Tutti sperimentiamo questo mistero. Quando è pronunciato il mio nome so esattamente che qualcuno si sta riferendo a me e non ad altri. Tuttavia, se dovessi spiegare in cosa  esattamente consista quello che il mio nome vuole significare, mi mancherebbero le parole e dovrei forse elencare una serie di azioni rappresentative, alcune buone, altre cattive, capaci di esemplificare che sia ciò che chiamo “io”, nel bene e nel male; e so per certo che non sarei contento della scelta, perché approssimativa, inadeguata, insufficiente nel definire esatta la totalità del mio essere. 

Ancora.

Ogni creazione del nostro ingegno porta impressa questa dicotomia intrinseca. Il benessere, di cui oggi godiamo, è fratello delle atrocità della prima e della seconda guerra mondiale, figli entrambi dello straordinario progresso tecnologico del secolo scorso. 
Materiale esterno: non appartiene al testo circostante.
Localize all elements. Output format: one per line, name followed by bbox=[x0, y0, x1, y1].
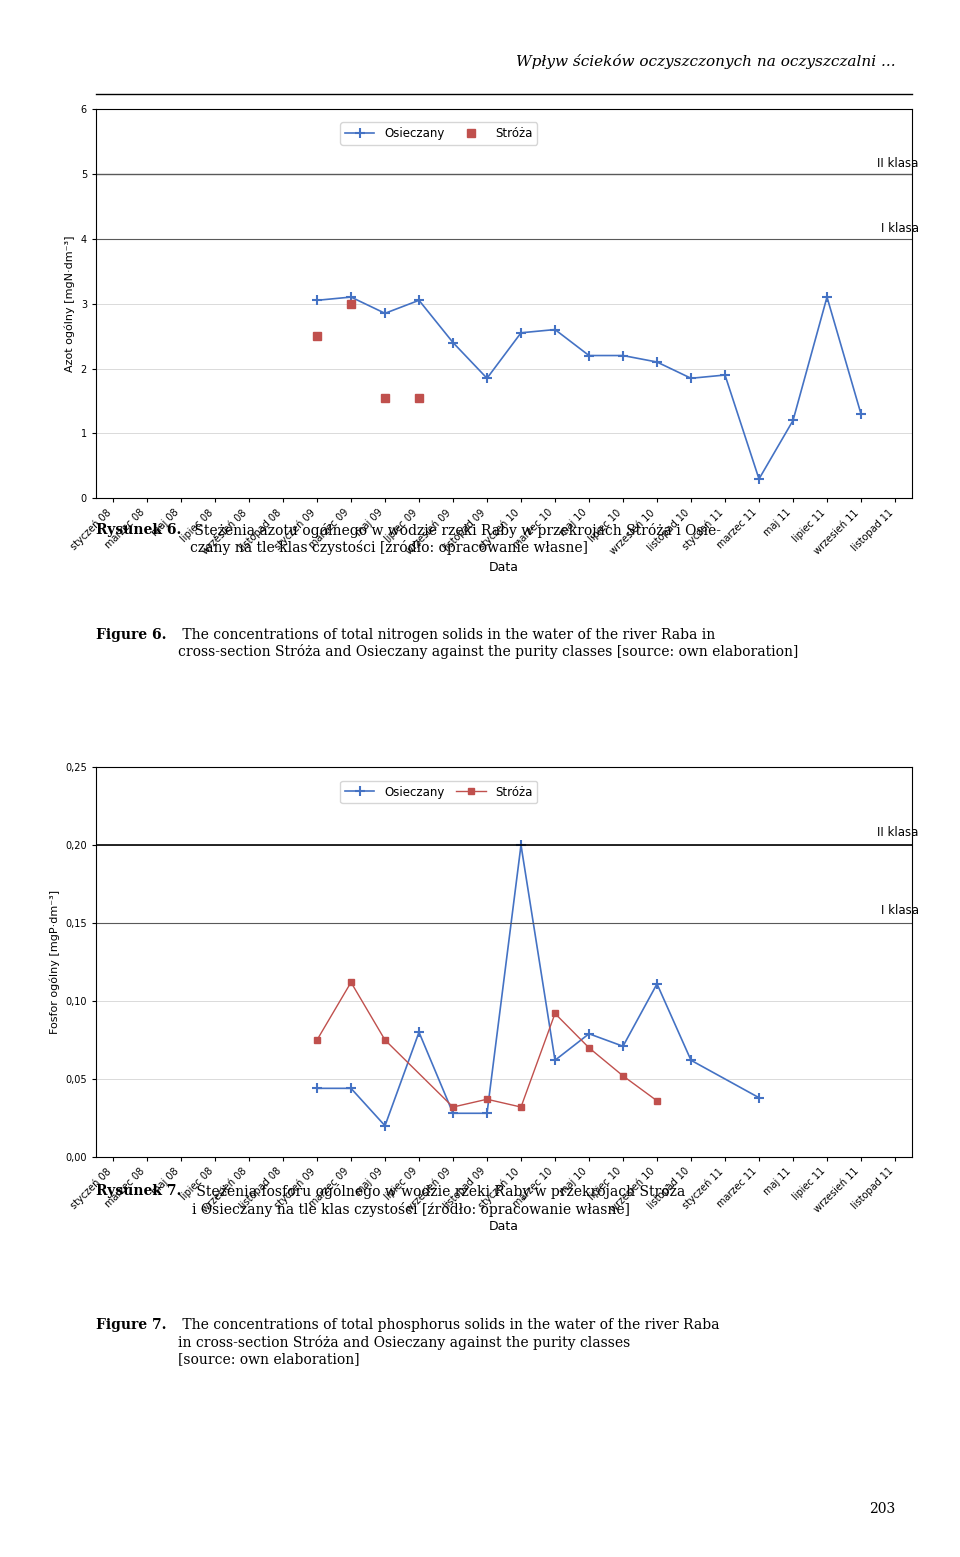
Osieczany bbox=[855, 405, 867, 424]
Stróża bbox=[481, 1090, 492, 1109]
Legend: Osieczany, Stróża: Osieczany, Stróża bbox=[340, 123, 538, 145]
Osieczany bbox=[447, 1104, 459, 1123]
Line: Stróża: Stróża bbox=[314, 979, 660, 1110]
Osieczany bbox=[685, 369, 697, 388]
Text: II klasa: II klasa bbox=[877, 825, 919, 839]
Osieczany bbox=[346, 288, 357, 307]
Osieczany bbox=[447, 333, 459, 352]
Osieczany bbox=[311, 1079, 323, 1098]
Osieczany bbox=[584, 346, 595, 364]
Line: Osieczany: Osieczany bbox=[312, 293, 866, 484]
Osieczany bbox=[685, 1051, 697, 1070]
Text: 203: 203 bbox=[870, 1503, 896, 1517]
Stróża bbox=[311, 327, 323, 346]
Stróża bbox=[584, 1039, 595, 1057]
Text: Figure 6.: Figure 6. bbox=[96, 627, 166, 641]
Text: Stężenia azotu ogólnego w wodzie rzeki Raby w przekrojach Stróża i Osie-
czany n: Stężenia azotu ogólnego w wodzie rzeki R… bbox=[190, 523, 721, 554]
Text: The concentrations of total phosphorus solids in the water of the river Raba
in : The concentrations of total phosphorus s… bbox=[178, 1319, 719, 1365]
Stróża bbox=[311, 1031, 323, 1049]
Text: I klasa: I klasa bbox=[881, 903, 919, 917]
Line: Osieczany: Osieczany bbox=[312, 841, 764, 1130]
Osieczany bbox=[481, 1104, 492, 1123]
X-axis label: Data: Data bbox=[489, 1221, 519, 1233]
Osieczany bbox=[549, 1051, 561, 1070]
Osieczany bbox=[754, 470, 765, 489]
Stróża bbox=[413, 388, 424, 406]
Osieczany bbox=[379, 304, 391, 322]
Osieczany bbox=[617, 1037, 629, 1056]
Stróża bbox=[379, 388, 391, 406]
Osieczany bbox=[754, 1088, 765, 1107]
Osieczany bbox=[413, 291, 424, 310]
Text: Rysunek 7.: Rysunek 7. bbox=[96, 1185, 181, 1199]
Osieczany bbox=[617, 346, 629, 364]
Osieczany bbox=[346, 1079, 357, 1098]
Legend: Osieczany, Stróża: Osieczany, Stróża bbox=[340, 782, 538, 803]
Text: Wpływ ścieków oczyszczonych na oczyszczalni ...: Wpływ ścieków oczyszczonych na oczyszcza… bbox=[516, 54, 896, 69]
Text: II klasa: II klasa bbox=[877, 157, 919, 170]
Y-axis label: Azot ogólny [mgN·dm⁻³]: Azot ogólny [mgN·dm⁻³] bbox=[64, 235, 75, 372]
Osieczany bbox=[481, 369, 492, 388]
Stróża bbox=[617, 1067, 629, 1085]
Text: I klasa: I klasa bbox=[881, 221, 919, 235]
Line: Stróża: Stróża bbox=[313, 299, 423, 402]
Osieczany bbox=[584, 1025, 595, 1043]
Stróża bbox=[379, 1031, 391, 1049]
Stróża bbox=[651, 1091, 662, 1110]
Y-axis label: Fosfor ogólny [mgP·dm⁻³]: Fosfor ogólny [mgP·dm⁻³] bbox=[49, 891, 60, 1034]
Stróża bbox=[447, 1098, 459, 1116]
Stróża bbox=[346, 973, 357, 992]
Osieczany bbox=[311, 291, 323, 310]
Osieczany bbox=[651, 975, 662, 993]
Text: Figure 7.: Figure 7. bbox=[96, 1319, 166, 1333]
Osieczany bbox=[719, 366, 731, 385]
Osieczany bbox=[787, 411, 799, 430]
Osieczany bbox=[516, 836, 527, 855]
Osieczany bbox=[549, 321, 561, 339]
Text: Rysunek 6.: Rysunek 6. bbox=[96, 523, 181, 537]
Text: Stężenia fosforu ogólnego w wodzie rzeki Raby w przekrojach Stróża
i Osieczany n: Stężenia fosforu ogólnego w wodzie rzeki… bbox=[192, 1185, 685, 1216]
Text: The concentrations of total nitrogen solids in the water of the river Raba in
cr: The concentrations of total nitrogen sol… bbox=[178, 627, 798, 659]
Osieczany bbox=[651, 353, 662, 372]
X-axis label: Data: Data bbox=[489, 562, 519, 575]
Osieczany bbox=[379, 1116, 391, 1135]
Osieczany bbox=[516, 324, 527, 343]
Osieczany bbox=[821, 288, 832, 307]
Osieczany bbox=[413, 1023, 424, 1042]
Stróża bbox=[346, 294, 357, 313]
Stróża bbox=[516, 1098, 527, 1116]
Stróża bbox=[549, 1004, 561, 1023]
E per quanto pervasivo possa essere stato tale progresso, il nocciolo morale dell’uomo non ne è stato scalfito. Ogni volta che ci osserviamo sinceramente, scopriamo sempre e di nuovo quelle paure, quelle ansie, quelle meschinità e quelle gioie che furono di tutti gli uomini prima di noi e che saranno dei nostri figli. 

Certo, le rappresentazioni esteriori di queste emozioni continueranno a modificarsi, e il notturno di Saffo sarà scritto in altro modo, in altre lingue, in altri metri, da altre persone, ma sempre significherà quel  medesimo segreto che ci abita. 

E forse non saremo mai “migliori” in senso assoluto. Forse, piuttosto che interrogarci sull’esistenza di un progresso morale, è la meditazione intorno la questione stessa a possedere valore: e, riflettendo, il tempo si dissolve ed io sono un sumero e un greco e un europeo moderno; e sono un uomo delle caverne che sussulta al freddo ed al terrore della notte; e mi sento partecipe dell’intera vicenda umana; intimamente vicino a tutti coloro che procedono spediti sull’assurda autostrada della vita.